We can discover so many hints and learn so many tips from magazine articles, podcasts, and Google. And every once in a while, something illuminating will pop into your mind and stay there. This is what happened to me while listening to a podcast. One of the hosts mentioned the phrase: “Action alleviates anxiety.”
The word “anxiety” caught my attention. I am always looking for help with stress and anxiety. In the past two years, both my stress and anxiety have increased substantially. I wondered what actions could provide relief?
Is it Stress? Or Anxiety?
While I find stress somewhat easier to handle and usually short-lived, when I am anxious, it’s because I’m in a situation over which I don’t have control. There is constant dread, avoidance of conflict, then depressing defeat.
The National Institute of Mental Health says that there is a difference between stress and anxiety. Stress is related to external causes, while anxiety is a persistent, internal reaction to stress.
Experts tell us that stress can be good. If there is something important to us that is beyond our control, it activates that adrenaline. While you cannot control your body’s response, you can control how you react to it. For instance, worrying about a college exam spurs you to study more so that you pass the test. The pressure of a work project is alleviated when you complete the individual tasks on a schedule.
|See the complete infographic at the National Institute of Mental Health|
Stress and anxiety is energy that needs to be released with positive action. However, unreleased, it can become toxic, causing emotional distress and physical illness. Here is where “action alleviates anxiety” comes in. Ask yourself: “What’s one small action I can do that will address my worry?” Identify the action, then do it. It doesn’t matter how small or whether or not you completely solved your problem. It will release energy, and you can be on your way to feeling better.
Currently, I’m the caregiver of my 92-year-old mother, who lives with us. While the “care” part of having her in our home isn’t a heavy burden, her constant negativity and unhappiness are. It has created a tense, stressful, and anxious atmosphere in our typically laid-back home. For now, my situation cannot change. Still, I can choose how I manage the situation, using the advice mentioned above.
Respond positively, don’t react.
First, I learned ways to better handle the conflict that was causing my stress and anxiety. This was by changing how I responded to my mother when she is negative and argumentative. (Read my post: “How I Learned to Manage Conflict With A Negative Parent”).
Self-care is required.
Secondly, taking time for self-care is a necessity for a caregiver to relieve stress.
I take my alone time around 2:00 PM when my mom retires for the day. She wakes up quite early (usually 3:00 or 4:00 AM), so by this time, she is in pajamas, in bed, and watching TV until she falls asleep. This gives allows me a couple hours before dinner to do something for myself. Some days it’s reading for my book club, watching TV, taking a long shower, or giving myself a pedicure. On weekends, I’m in my craft room. Other times I take a well-deserved nap to recuperate some energy.
Another action of self-care is delegating. What can you do to save you some time and energy?
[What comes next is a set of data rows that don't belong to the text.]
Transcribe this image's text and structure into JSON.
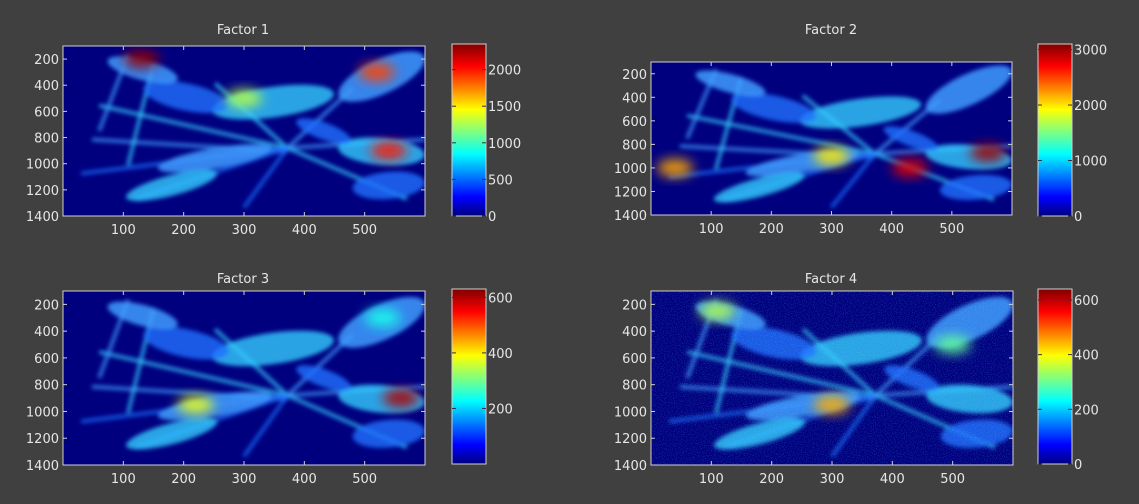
{
  "figure": {
    "background": "#404040",
    "text_color": "#e6e6e6",
    "plot_background": "#00007f"
  },
  "colormap": "jet",
  "chart_data": [
    {
      "type": "heatmap",
      "title": "Factor 1",
      "xlim": [
        0,
        600
      ],
      "ylim": [
        1400,
        100
      ],
      "xticks": [
        100,
        200,
        300,
        400,
        500
      ],
      "yticks": [
        200,
        400,
        600,
        800,
        1000,
        1200,
        1400
      ],
      "colorbar": {
        "min": 0,
        "max": 2350,
        "ticks": [
          0,
          500,
          1000,
          1500,
          2000
        ]
      },
      "hotspots": [
        {
          "x": 520,
          "y": 300,
          "value": 1900
        },
        {
          "x": 540,
          "y": 900,
          "value": 2000
        },
        {
          "x": 130,
          "y": 200,
          "value": 2300
        },
        {
          "x": 300,
          "y": 500,
          "value": 1300
        }
      ]
    },
    {
      "type": "heatmap",
      "title": "Factor 2",
      "xlim": [
        0,
        600
      ],
      "ylim": [
        1400,
        100
      ],
      "xticks": [
        100,
        200,
        300,
        400,
        500
      ],
      "yticks": [
        200,
        400,
        600,
        800,
        1000,
        1200,
        1400
      ],
      "colorbar": {
        "min": 0,
        "max": 3100,
        "ticks": [
          0,
          1000,
          2000,
          3000
        ]
      },
      "hotspots": [
        {
          "x": 560,
          "y": 870,
          "value": 3000
        },
        {
          "x": 430,
          "y": 1000,
          "value": 2800
        },
        {
          "x": 40,
          "y": 1000,
          "value": 2200
        },
        {
          "x": 300,
          "y": 900,
          "value": 2000
        }
      ]
    },
    {
      "type": "heatmap",
      "title": "Factor 3",
      "xlim": [
        0,
        600
      ],
      "ylim": [
        1400,
        100
      ],
      "xticks": [
        100,
        200,
        300,
        400,
        500
      ],
      "yticks": [
        200,
        400,
        600,
        800,
        1000,
        1200,
        1400
      ],
      "colorbar": {
        "min": 0,
        "max": 630,
        "ticks": [
          200,
          400,
          600
        ]
      },
      "hotspots": [
        {
          "x": 560,
          "y": 900,
          "value": 600
        },
        {
          "x": 220,
          "y": 950,
          "value": 380
        },
        {
          "x": 530,
          "y": 300,
          "value": 250
        }
      ]
    },
    {
      "type": "heatmap",
      "title": "Factor 4",
      "xlim": [
        0,
        600
      ],
      "ylim": [
        1400,
        100
      ],
      "xticks": [
        100,
        200,
        300,
        400,
        500
      ],
      "yticks": [
        200,
        400,
        600,
        800,
        1000,
        1200,
        1400
      ],
      "colorbar": {
        "min": 0,
        "max": 640,
        "ticks": [
          0,
          200,
          400,
          600
        ]
      },
      "hotspots": [
        {
          "x": 300,
          "y": 950,
          "value": 450
        },
        {
          "x": 110,
          "y": 250,
          "value": 350
        },
        {
          "x": 500,
          "y": 500,
          "value": 300
        }
      ]
    }
  ]
}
A service I didn’t regularly use until this January was curbside service at my grocery store. Before, I wanted to shop myself to save money with coupons and choose my own produce. Now, I’ve learned to let that go. The convenience and time saved by picking up groceries in ten minutes instead of an hour and a half are worth giving up a couple extra dollars!
Take some literal action.
Besides learning new ways to respond to stress and anxiety, and including self-care into your schedule, we can’t forget physical action! Being physical can better help you think, reassess and restart. Which of these could you try?
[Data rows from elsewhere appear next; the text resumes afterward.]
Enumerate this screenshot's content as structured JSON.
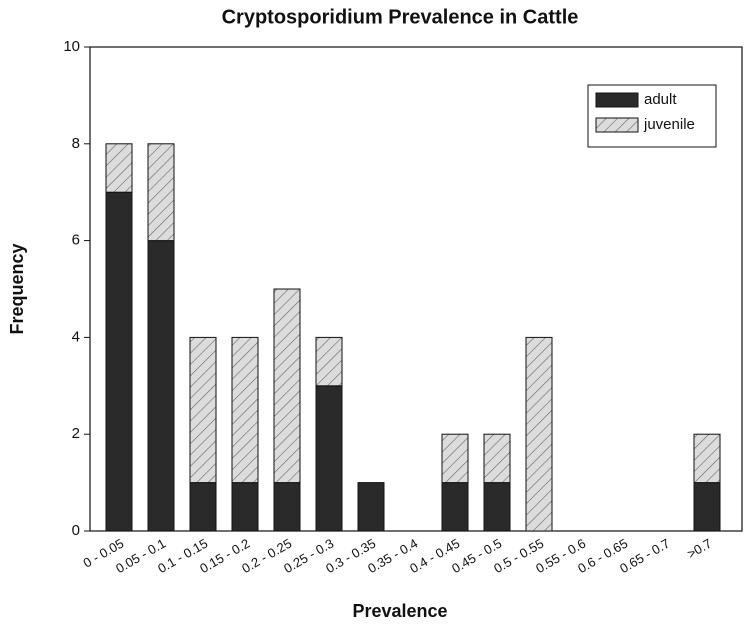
{
  "chart_data": {
    "type": "stacked_bar",
    "title": "Cryptosporidium Prevalence in Cattle",
    "xlabel": "Prevalence",
    "ylabel": "Frequency",
    "categories": [
      "0 - 0.05",
      "0.05 - 0.1",
      "0.1 - 0.15",
      "0.15 - 0.2",
      "0.2 - 0.25",
      "0.25 - 0.3",
      "0.3 - 0.35",
      "0.35 - 0.4",
      "0.4 - 0.45",
      "0.45 - 0.5",
      "0.5 - 0.55",
      "0.55 - 0.6",
      "0.6 - 0.65",
      "0.65 - 0.7",
      ">0.7"
    ],
    "series": [
      {
        "name": "adult",
        "color": "#2a2a2a",
        "values": [
          7,
          6,
          1,
          1,
          1,
          3,
          1,
          0,
          1,
          1,
          0,
          0,
          0,
          0,
          1
        ]
      },
      {
        "name": "juvenile",
        "color": "#dcdcdc",
        "pattern": "hatch",
        "values": [
          1,
          2,
          3,
          3,
          4,
          1,
          0,
          0,
          1,
          1,
          4,
          0,
          0,
          0,
          1
        ]
      }
    ],
    "ylim": [
      0,
      10
    ],
    "yticks": [
      0,
      2,
      4,
      6,
      8,
      10
    ],
    "legend": "upper right"
  }
}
- Head to the gym or take a quick walk around the neighborhood.
- Finish some housework, such as washing the dishes or vacuuming.
- Clean a closet or complete another organizing task.
- Journal your thoughts.
- Take your dog to the park.
- Meditate or pray.
- Light a candle, incense, or turn on an essential oil diffuser.
- Do a random (or not) act of kindness for a friend or neighbor.
May is Mental Health Awareness Month. If you are struggling with more than regular stress or anxiety, know that you are not alone. Learn the signs. Seek help from your doctor for steps towards wellness.
If you are despondent, in distress, or want to harm yourself,
please get help NOW. Call the National Suicide Prevention Lifeline
at 1-800 273-TALK (8255) or 911.
3 responses to “Alleviate Stress and Anxiety With These 3 Important Steps”
I realized I needed to take “me” time when I was caring for my mom. I knew she needed me but I needed to make sure I was in good mental health to be there for her also. Stress and anxiety are not a good mix. Great post!
Love this. Thank you for your detailed post with lots of information and a vulnerability that people can relate to. I love that you are able to focus on the positive even when around negative (that is HARD!) and that you have found ways to take care of you! “Allowing” yourself to get curbside pick up, even if it's just for a while, is a huge step.Thank you for sharing this!
Yes it's important to work with what we have.Thank you for this post.Believe me ,I understand.